How a Soccer Star is Made
Originally published: June 2, 2010 in the New York Times
Written by: Michael Sokolove
We wanted to take the time to express to you WideWorld’s coaching philosophy as it pertains to developing youth soccer players. Often, we might hear arguments that indoor soccer creates bad playing habits, or that players should play without boards to better learn the game. While boards are not a part of the outdoor soccer game, playing with boards in an indoor environment serves a very important purpose: it keeps the ball in play.
Please see the attached link above and note in the third paragraph the following statement: “As I came upon them, they were competing in a series of four-on-four games on a small, artificial-turf field with a wall around it, like a hockey rink, so that balls heading out of bounds bounced right back into play.”

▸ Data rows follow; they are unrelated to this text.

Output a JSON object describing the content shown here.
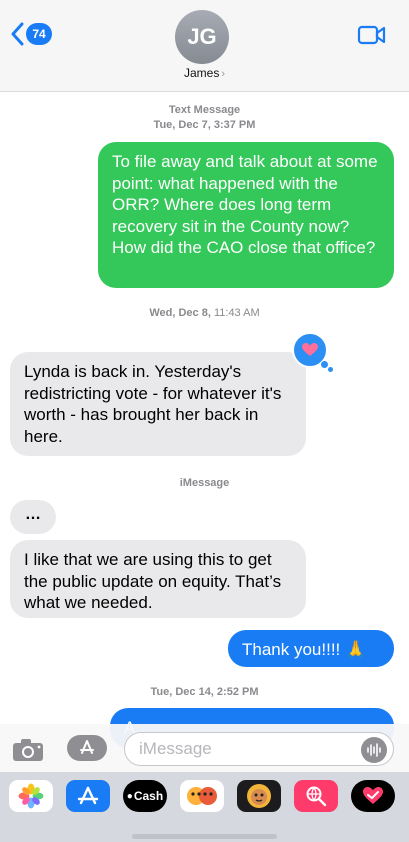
{
  "header": {
    "unread_count": "74",
    "avatar_initials": "JG",
    "contact_name": "James",
    "chevron": "›"
  },
  "conversation": {
    "section1": {
      "service": "Text Message",
      "timestamp": "Tue, Dec 7, 3:37 PM"
    },
    "msg1": "To file away and talk about at some point: what happened with the ORR? Where does long term recovery sit in the County now? How did the CAO close that office?",
    "section2": {
      "day": "Wed, Dec 8,",
      "time": " 11:43 AM"
    },
    "msg2": "Lynda is back in.  Yesterday's redistricting vote - for whatever it's worth - has brought her back in here.",
    "reaction": "heart",
    "section3": {
      "service": "iMessage"
    },
    "typing": "…",
    "msg3": "I like that we are using this to get the public update on equity. That’s what we needed.",
    "msg4": "Thank you!!!! 🙏",
    "section4": {
      "timestamp": "Tue, Dec 14, 2:52 PM"
    },
    "msg5_partial": "A…"
  },
  "composer": {
    "placeholder": "iMessage",
    "value": ""
  },
  "drawer": {
    "apps": [
      "photos",
      "app-store",
      "Cash",
      "memoji-stickers",
      "animoji",
      "image-search",
      "digital-touch"
    ],
    "cash_label": "Cash"
  },
  "colors": {
    "sms_green": "#34c759",
    "imessage_blue": "#1a7cf5",
    "received_gray": "#e9e9eb"
  }
}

The Dutch soccer club, Ajax, is generally considered one of the world’s top youth developmental programs. We wanted to point this out not to say that playing on a hockey rink makes players better, but that players get better through repetition when they work on a good habits. Indoor soccer, then, becomes an advantageous environment compared to an outdoor field where the ball might roll out of bounds several times a game.
In training youth players, repetition is integral in developing strong players. Even on a boardless field, if a player continues to “boot” the ball and does not practice controlled touches, they will not develop as players. However, if a coach emphasizes control of the soccer ball and preaches technique and skill development, youth players will improve. If you then add boards to the mix, repetitions increase, and thus you increase the potential for a player to improve.
Please keep this in mind when considering your playing options as a youth player and coach.